CONNOR, J., not participating.
NOTES
[1] See Appellate Rules 23(e) and 24(a).
[2] These principles may also be inferred from Ethical Considerations 4-5, 4-6 and 9-6 of the Code of Professional Responsibility. A thorough review of the authorities, and a proposed disciplinary rule appears in Note: Attorney's Conflict of Interests: Representation of Interest Adverse to That of Former Client, 55 B.U.L. Rev. 61 (1975).
[3] In a letter Smith wrote to Carl Moses dated June 25, 1975 he noted that he had not seen a title report or appraisal of the property, had not received certain agreements concerning loan assumptions and a water system conversion, and had not ascertained whether the buildings on the property were in compliance with applicable building codes.

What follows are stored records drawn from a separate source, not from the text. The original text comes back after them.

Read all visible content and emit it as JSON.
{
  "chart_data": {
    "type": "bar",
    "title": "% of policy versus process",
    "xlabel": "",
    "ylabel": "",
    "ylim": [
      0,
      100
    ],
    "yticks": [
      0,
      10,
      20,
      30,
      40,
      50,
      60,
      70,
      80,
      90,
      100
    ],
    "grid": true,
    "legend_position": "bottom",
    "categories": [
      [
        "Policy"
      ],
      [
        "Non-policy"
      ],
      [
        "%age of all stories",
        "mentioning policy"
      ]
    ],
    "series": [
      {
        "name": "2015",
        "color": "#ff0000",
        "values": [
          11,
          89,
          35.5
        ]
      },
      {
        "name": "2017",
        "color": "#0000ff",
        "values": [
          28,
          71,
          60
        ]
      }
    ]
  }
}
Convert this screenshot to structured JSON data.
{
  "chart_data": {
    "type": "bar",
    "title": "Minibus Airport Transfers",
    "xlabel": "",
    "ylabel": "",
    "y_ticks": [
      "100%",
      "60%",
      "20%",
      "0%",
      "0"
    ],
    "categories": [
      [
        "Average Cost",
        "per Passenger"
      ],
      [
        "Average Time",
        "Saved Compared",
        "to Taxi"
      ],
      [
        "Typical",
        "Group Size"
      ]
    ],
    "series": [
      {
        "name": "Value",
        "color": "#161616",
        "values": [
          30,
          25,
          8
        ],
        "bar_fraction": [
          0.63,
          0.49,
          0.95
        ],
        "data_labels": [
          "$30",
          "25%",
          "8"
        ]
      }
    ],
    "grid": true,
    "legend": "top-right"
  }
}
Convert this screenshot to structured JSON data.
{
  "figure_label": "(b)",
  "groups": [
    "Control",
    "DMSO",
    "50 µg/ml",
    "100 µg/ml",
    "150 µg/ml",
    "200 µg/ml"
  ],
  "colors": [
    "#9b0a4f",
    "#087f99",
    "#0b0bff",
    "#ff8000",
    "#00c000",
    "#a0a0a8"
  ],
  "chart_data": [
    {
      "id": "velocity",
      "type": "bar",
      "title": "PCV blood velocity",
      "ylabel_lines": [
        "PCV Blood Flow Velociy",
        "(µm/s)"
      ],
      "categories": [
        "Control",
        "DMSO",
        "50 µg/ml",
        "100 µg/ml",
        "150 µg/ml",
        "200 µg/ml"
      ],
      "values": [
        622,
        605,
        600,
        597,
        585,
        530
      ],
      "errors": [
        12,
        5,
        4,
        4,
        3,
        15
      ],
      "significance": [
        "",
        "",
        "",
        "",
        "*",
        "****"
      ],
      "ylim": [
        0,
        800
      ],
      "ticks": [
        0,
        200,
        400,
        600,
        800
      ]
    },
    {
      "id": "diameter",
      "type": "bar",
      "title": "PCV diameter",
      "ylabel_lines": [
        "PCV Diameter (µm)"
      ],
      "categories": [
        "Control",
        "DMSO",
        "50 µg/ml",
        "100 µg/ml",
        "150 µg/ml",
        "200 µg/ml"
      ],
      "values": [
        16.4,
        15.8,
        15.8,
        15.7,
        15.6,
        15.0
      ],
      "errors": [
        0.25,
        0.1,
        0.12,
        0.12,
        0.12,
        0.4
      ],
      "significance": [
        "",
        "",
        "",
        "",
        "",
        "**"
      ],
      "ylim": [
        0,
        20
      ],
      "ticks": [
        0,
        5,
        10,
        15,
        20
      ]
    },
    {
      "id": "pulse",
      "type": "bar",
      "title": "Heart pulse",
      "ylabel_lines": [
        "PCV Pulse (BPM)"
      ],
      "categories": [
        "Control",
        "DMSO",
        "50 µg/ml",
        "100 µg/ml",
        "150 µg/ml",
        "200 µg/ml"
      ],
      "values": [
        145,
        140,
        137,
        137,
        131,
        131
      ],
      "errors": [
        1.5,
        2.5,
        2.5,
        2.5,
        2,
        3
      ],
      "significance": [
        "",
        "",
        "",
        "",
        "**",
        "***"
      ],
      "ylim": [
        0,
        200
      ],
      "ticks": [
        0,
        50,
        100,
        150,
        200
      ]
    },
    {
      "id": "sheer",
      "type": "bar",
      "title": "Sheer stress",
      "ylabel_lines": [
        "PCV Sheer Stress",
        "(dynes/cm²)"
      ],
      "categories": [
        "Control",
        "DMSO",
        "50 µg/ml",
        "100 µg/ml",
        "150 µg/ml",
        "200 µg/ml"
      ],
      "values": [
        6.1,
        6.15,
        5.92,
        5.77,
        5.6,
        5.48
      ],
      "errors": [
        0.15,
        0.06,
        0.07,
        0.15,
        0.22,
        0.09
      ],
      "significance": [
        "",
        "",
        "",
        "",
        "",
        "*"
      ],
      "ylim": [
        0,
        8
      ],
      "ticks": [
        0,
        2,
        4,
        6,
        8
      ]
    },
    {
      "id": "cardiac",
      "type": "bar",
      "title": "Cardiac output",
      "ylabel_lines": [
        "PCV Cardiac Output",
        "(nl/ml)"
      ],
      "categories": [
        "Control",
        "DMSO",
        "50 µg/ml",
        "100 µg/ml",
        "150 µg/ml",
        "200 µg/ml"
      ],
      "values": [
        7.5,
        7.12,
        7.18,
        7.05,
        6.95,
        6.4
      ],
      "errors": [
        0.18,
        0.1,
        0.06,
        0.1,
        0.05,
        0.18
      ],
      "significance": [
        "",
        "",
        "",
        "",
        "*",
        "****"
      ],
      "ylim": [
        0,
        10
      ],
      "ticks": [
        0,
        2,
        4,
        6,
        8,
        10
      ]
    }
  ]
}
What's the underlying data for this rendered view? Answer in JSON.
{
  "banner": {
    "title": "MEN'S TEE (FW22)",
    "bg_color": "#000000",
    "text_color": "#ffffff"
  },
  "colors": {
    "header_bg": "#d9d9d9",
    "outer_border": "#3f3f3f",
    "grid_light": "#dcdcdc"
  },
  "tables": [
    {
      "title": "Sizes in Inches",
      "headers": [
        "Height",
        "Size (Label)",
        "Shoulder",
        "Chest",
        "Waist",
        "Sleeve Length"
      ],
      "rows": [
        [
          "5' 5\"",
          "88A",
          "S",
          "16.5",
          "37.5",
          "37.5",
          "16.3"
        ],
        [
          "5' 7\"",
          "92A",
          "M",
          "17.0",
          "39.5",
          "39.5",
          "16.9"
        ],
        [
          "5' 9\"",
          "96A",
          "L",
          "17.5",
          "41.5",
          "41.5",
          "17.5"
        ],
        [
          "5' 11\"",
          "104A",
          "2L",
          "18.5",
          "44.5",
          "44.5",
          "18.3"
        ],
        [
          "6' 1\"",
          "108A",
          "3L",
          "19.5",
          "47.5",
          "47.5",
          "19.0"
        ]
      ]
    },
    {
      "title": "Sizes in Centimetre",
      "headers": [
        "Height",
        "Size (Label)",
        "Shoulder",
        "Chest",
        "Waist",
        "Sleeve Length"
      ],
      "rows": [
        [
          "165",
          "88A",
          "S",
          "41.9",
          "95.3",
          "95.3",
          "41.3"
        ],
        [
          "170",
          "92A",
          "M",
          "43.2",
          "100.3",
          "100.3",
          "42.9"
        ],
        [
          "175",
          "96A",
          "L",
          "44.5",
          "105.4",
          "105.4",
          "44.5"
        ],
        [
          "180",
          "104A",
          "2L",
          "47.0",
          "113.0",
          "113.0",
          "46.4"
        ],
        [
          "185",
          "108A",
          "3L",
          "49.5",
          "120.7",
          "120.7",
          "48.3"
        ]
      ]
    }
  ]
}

[4] In 1974 he worked as a law clerk for The Aleut Corporation under Smith's supervision.
[5] Telos, Inc. v. Hawaiian Telephone Co., 397 F. Supp. 1314, 1319 (D.Haw. 1975); Brasseaux v. Girouard, 214 So. 2d 401, 406 (La. App. 1968); Humble Oil & Refining Company v. American Oil Company, 224 F. Supp. 909, 910-911 (E.D. Mo. 1963); Laskey Bros. of W. Va., Inc. v. Warner Bros. Pictures, 224 F.2d 824, 826 (2d Cir.1955).